Why the Bitcoin Cash Hard Fork On May 15 is Big News for Real-World Use
The fourth-largest cryptocurrency has big plans.
Bitcoin Cash is about to split. The fourth-largest cryptocurrency, itself “forked” from Bitcoin from August 2017, is scheduled for a “hard fork” on May 15. The update, known as Bitcoin ABC, quadruples the block size from eight megabytes to 32 megabytes, and it could help further spur adoption in the wider marketplace.
The change represents one of the largest disputes in the cryptocurrency community. Bitcoin launched in 2009 with a one-megabyte block size storing transaction data. The global network can only process around seven transactions per second, where credit card networks can handle over 50,000. Where Bitcoin proponents suggest ideas like the “Lightning Network” that runs on top of the existing cryptocurrency, Bitcoin Cash was founded on the belief that a larger block size would mean more transactions processed at once and speed up the network. Bitcoin ABC continues this mission, and all Bitcoin Cash node runners are encouraged to adopt update version 0.17.0 prior to May 15.

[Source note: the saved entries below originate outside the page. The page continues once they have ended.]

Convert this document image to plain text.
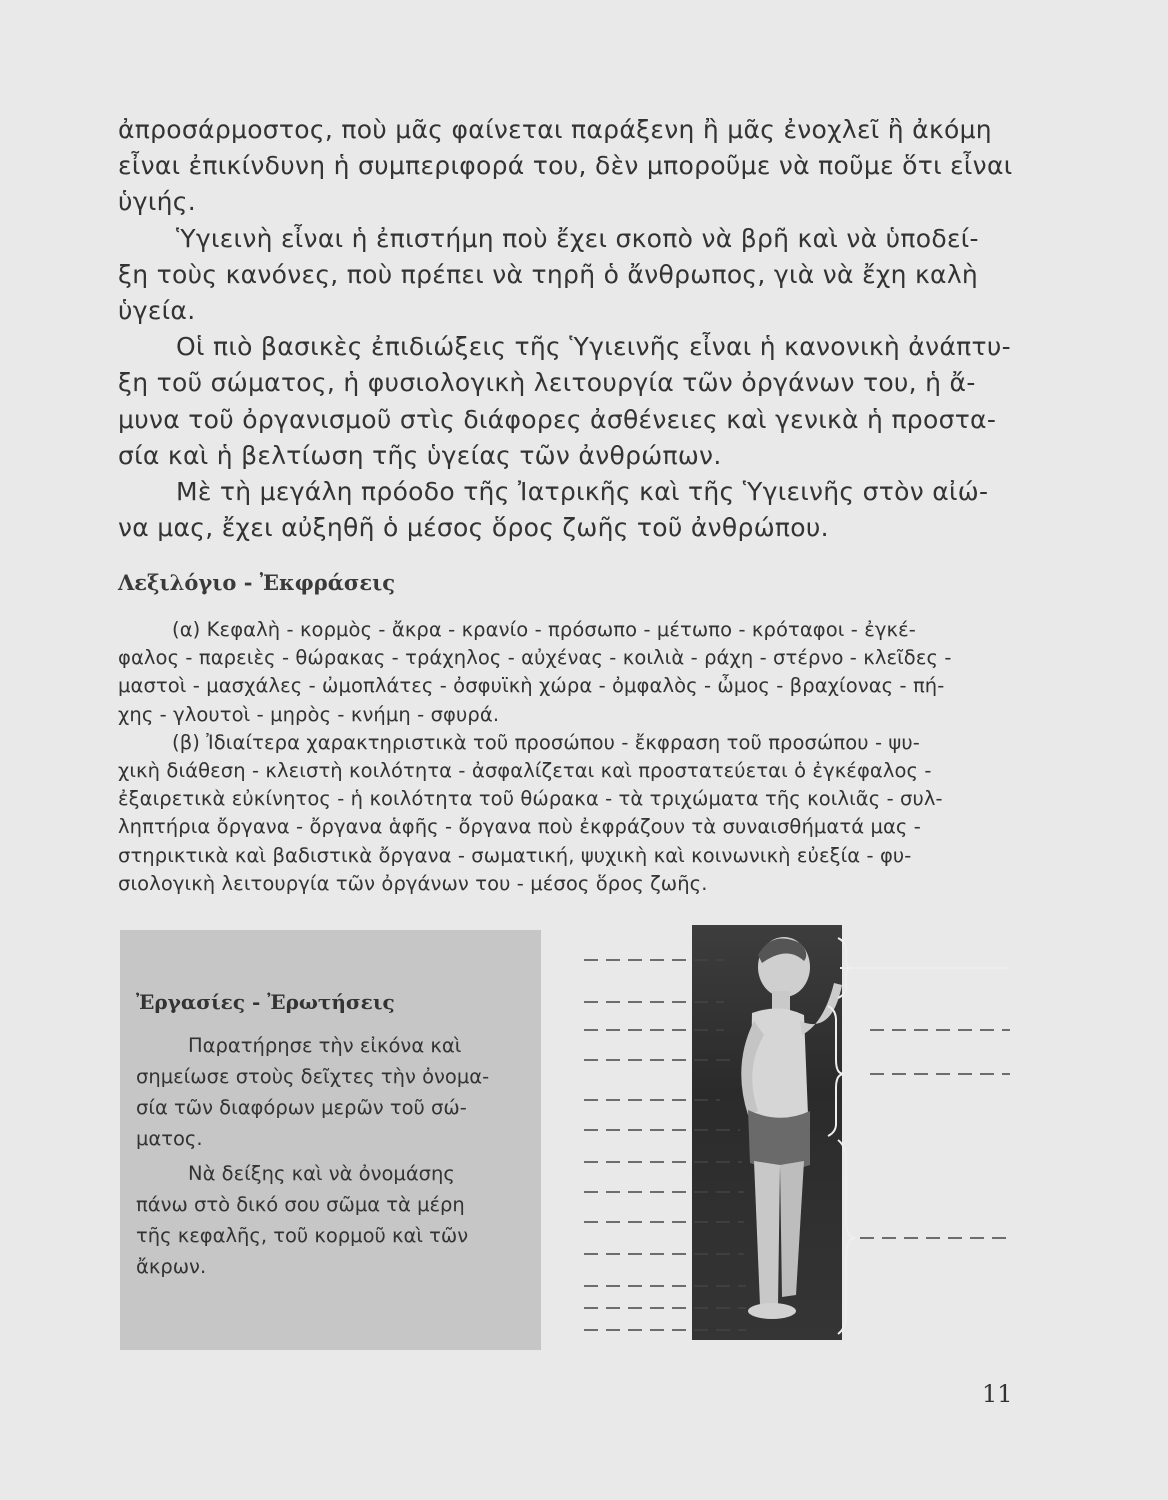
ἀπροσάρμοστος, ποὺ μᾶς φαίνεται παράξενη ἢ μᾶς ἐνοχλεῖ ἢ ἀκόμη
εἶναι ἐπικίνδυνη ἡ συμπεριφορά του, δὲν μποροῦμε νὰ ποῦμε ὅτι εἶναι
ὑγιής.
Ὑγιεινὴ εἶναι ἡ ἐπιστήμη ποὺ ἔχει σκοπὸ νὰ βρῆ καὶ νὰ ὑποδεί-
ξη τοὺς κανόνες, ποὺ πρέπει νὰ τηρῆ ὁ ἄνθρωπος, γιὰ νὰ ἔχη καλὴ
ὑγεία.
Οἱ πιὸ βασικὲς ἐπιδιώξεις τῆς Ὑγιεινῆς εἶναι ἡ κανονικὴ ἀνάπτυ-
ξη τοῦ σώματος, ἡ φυσιολογικὴ λειτουργία τῶν ὀργάνων του, ἡ ἄ-
μυνα τοῦ ὀργανισμοῦ στὶς διάφορες ἀσθένειες καὶ γενικὰ ἡ προστα-
σία καὶ ἡ βελτίωση τῆς ὑγείας τῶν ἀνθρώπων.
Μὲ τὴ μεγάλη πρόοδο τῆς Ἰατρικῆς καὶ τῆς Ὑγιεινῆς στὸν αἰώ-
να μας, ἔχει αὐξηθῆ ὁ μέσος ὅρος ζωῆς τοῦ ἀνθρώπου.
Λεξιλόγιο - Ἐκφράσεις
(α) Κεφαλὴ - κορμὸς - ἄκρα - κρανίο - πρόσωπο - μέτωπο - κρόταφοι - ἐγκέ-
φαλος - παρειὲς - θώρακας - τράχηλος - αὐχένας - κοιλιὰ - ράχη - στέρνο - κλεῖδες -
μαστοὶ - μασχάλες - ὠμοπλάτες - ὀσφυϊκὴ χώρα - ὀμφαλὸς - ὦμος - βραχίονας - πή-
χης - γλουτοὶ - μηρὸς - κνήμη - σφυρά.
(β) Ἰδιαίτερα χαρακτηριστικὰ τοῦ προσώπου - ἔκφραση τοῦ προσώπου - ψυ-
χικὴ διάθεση - κλειστὴ κοιλότητα - ἀσφαλίζεται καὶ προστατεύεται ὁ ἐγκέφαλος -
ἐξαιρετικὰ εὐκίνητος - ἡ κοιλότητα τοῦ θώρακα - τὰ τριχώματα τῆς κοιλιᾶς - συλ-
ληπτήρια ὄργανα - ὄργανα ἁφῆς - ὄργανα ποὺ ἐκφράζουν τὰ συναισθήματά μας -
στηρικτικὰ καὶ βαδιστικὰ ὄργανα - σωματική, ψυχικὴ καὶ κοινωνικὴ εὐεξία - φυ-
σιολογικὴ λειτουργία τῶν ὀργάνων του - μέσος ὅρος ζωῆς.
Ἐργασίες - Ἐρωτήσεις
Παρατήρησε τὴν εἰκόνα καὶ
σημείωσε στοὺς δεῖχτες τὴν ὀνομα-
σία τῶν διαφόρων μερῶν τοῦ σώ-
ματος.
Νὰ δείξης καὶ νὰ ὀνομάσης
πάνω στὸ δικό σου σῶμα τὰ μέρη
τῆς κεφαλῆς, τοῦ κορμοῦ καὶ τῶν
ἄκρων.
11
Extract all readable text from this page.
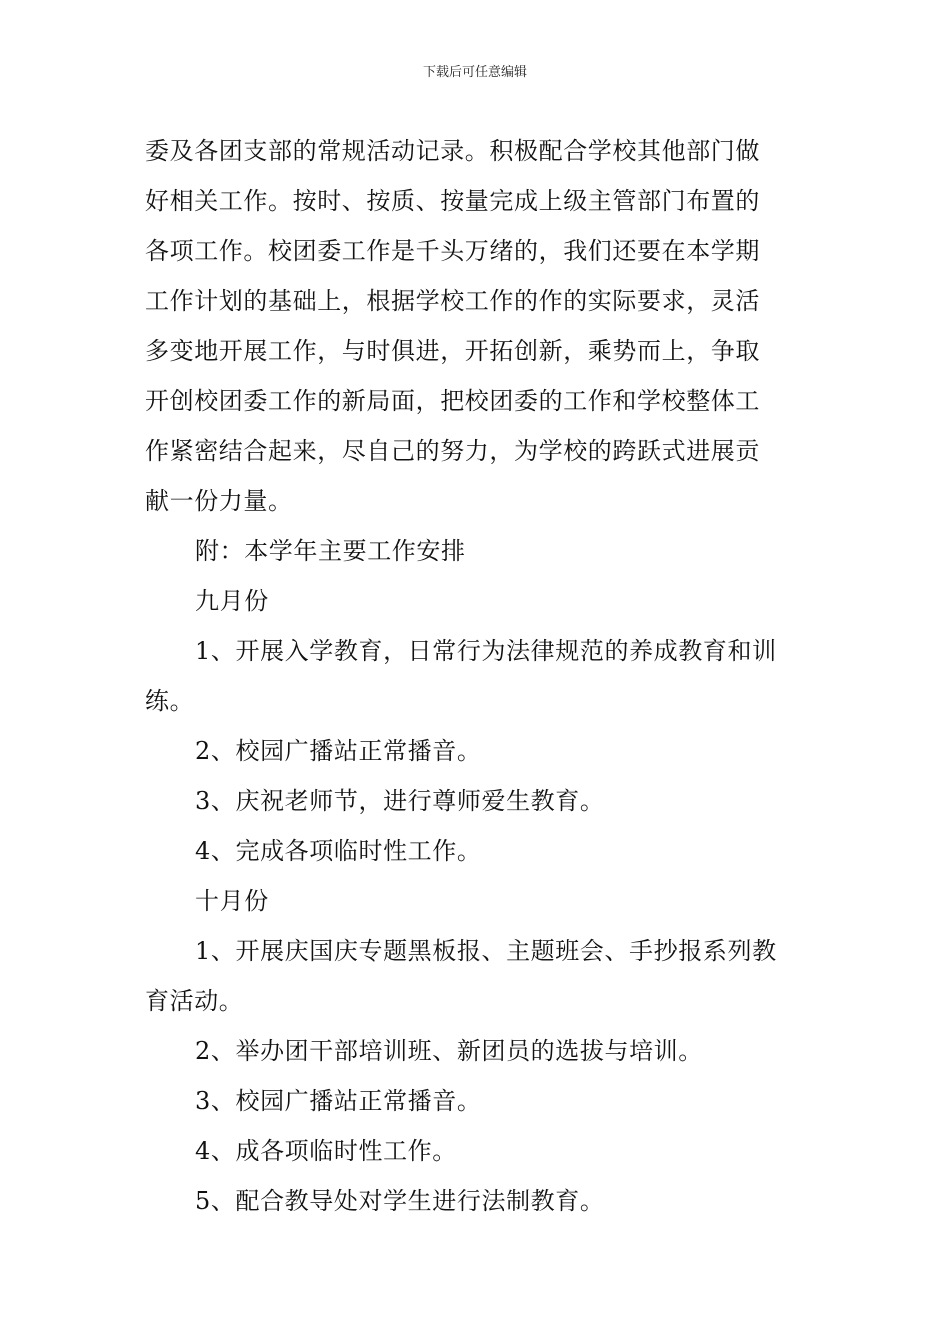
下载后可任意编辑
委及各团支部的常规活动记录。积极配合学校其他部门做
好相关工作。按时、按质、按量完成上级主管部门布置的
各项工作。校团委工作是千头万绪的，我们还要在本学期
工作计划的基础上，根据学校工作的作的实际要求，灵活
多变地开展工作，与时俱进，开拓创新，乘势而上，争取
开创校团委工作的新局面，把校团委的工作和学校整体工
作紧密结合起来，尽自己的努力，为学校的跨跃式进展贡
献一份力量。
附：本学年主要工作安排
九月份
1、开展入学教育，日常行为法律规范的养成教育和训
练。
2、校园广播站正常播音。
3、庆祝老师节，进行尊师爱生教育。
4、完成各项临时性工作。
十月份
1、开展庆国庆专题黑板报、主题班会、手抄报系列教
育活动。
2、举办团干部培训班、新团员的选拔与培训。
3、校园广播站正常播音。
4、成各项临时性工作。
5、配合教导处对学生进行法制教育。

The fork came about after seven development teams of Bitcoin Cash met in London in November 2017 to discuss where the community should go from here. Development team ABC said they wanted to “to keep improving [Bitcoin Cash] as a great form of money.” Alongside an adaptive block size, the update could also reduce block intervals to 2.5 minutes in a similar fashion to Litecoin, while also potentially activating dormant code to offer a similar feature to the ERC-20 tokens used in initial coin offerings on the Ethereum network.

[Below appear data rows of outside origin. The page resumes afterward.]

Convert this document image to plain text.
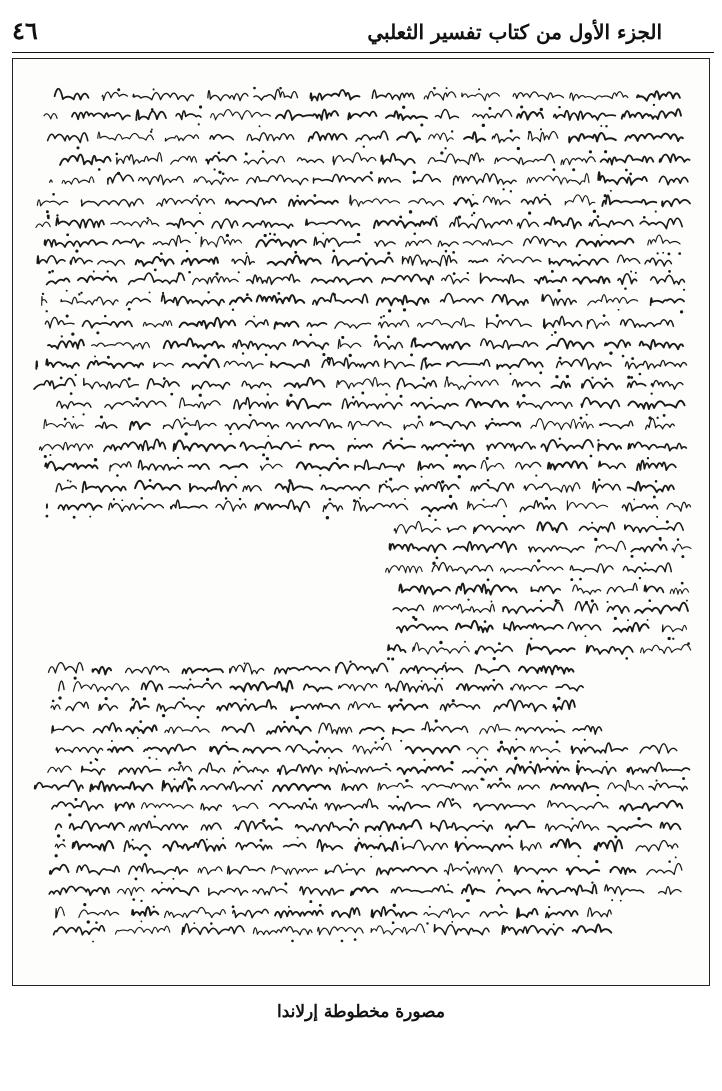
الجزء الأول من كتاب تفسير الثعلبي
٤٦
مصورة مخطوطة إرلاندا
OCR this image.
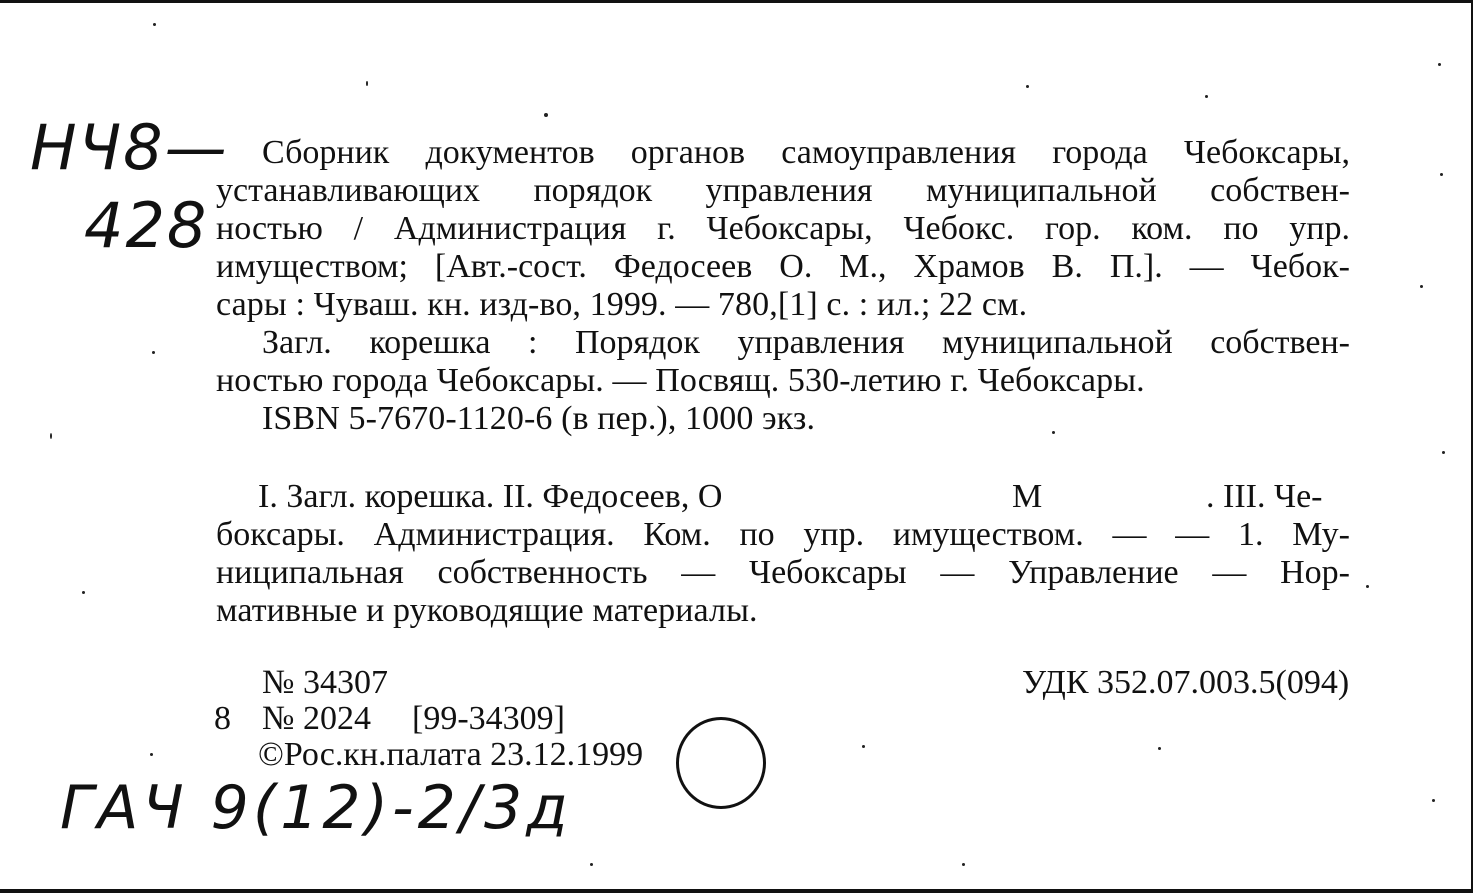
НЧ8—
428
Сборник документов органов самоуправления города Чебоксары,
устанавливающих порядок управления муниципальной собствен-
ностью / Администрация г. Чебоксары, Чебокс. гор. ком. по упр.
имуществом; [Авт.-сост. Федосеев О. М., Храмов В. П.]. — Чебок-
сары : Чуваш. кн. изд-во, 1999. — 780,[1] с. : ил.; 22 см.
Загл. корешка : Порядок управления муниципальной собствен-
ностью города Чебоксары. — Посвящ. 530-летию г. Чебоксары.
ISBN 5-7670-1120-6 (в пер.), 1000 экз.
I. Загл. корешка. II. Федосеев, О	М	. III. Че-
боксары. Администрация. Ком. по упр. имуществом. — — 1. Му-
ниципальная собственность — Чебоксары — Управление — Нор-
мативные и руководящие материалы.
№ 34307	УДК 352.07.003.5(094)
8 № 2024 [99-34309]
©Рос.кн.палата 23.12.1999
ГАЧ 9(12)-2/3д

It’s hard to say for sure whether the upgrades will prove a success. While Bitcoin Cash has flourished, some argue that it’s because of its confusing name that suggests a closer relationship to the original Bitcoin. A confusion earlier this year with computer hardware store Overstock meant users were charged the same price in Bitcoin and Bitcoin Cash, despite the latter being worth around six times less per coin. Litecoin creator Charlie Lee has criticized offshoot Litecoin Cash for creating the same confusion.
If the Bitcoin Cash fork goes well, it may not be the only upgrade on the cards — the Bitcoin ABS development team is already planning a subsequent upgrade on November 15, 2018.
If it’s not, it could go the way of Bitcoin Gold, with a $1 billion market cap a small fraction of Bitcoin’s $144 billion market cap.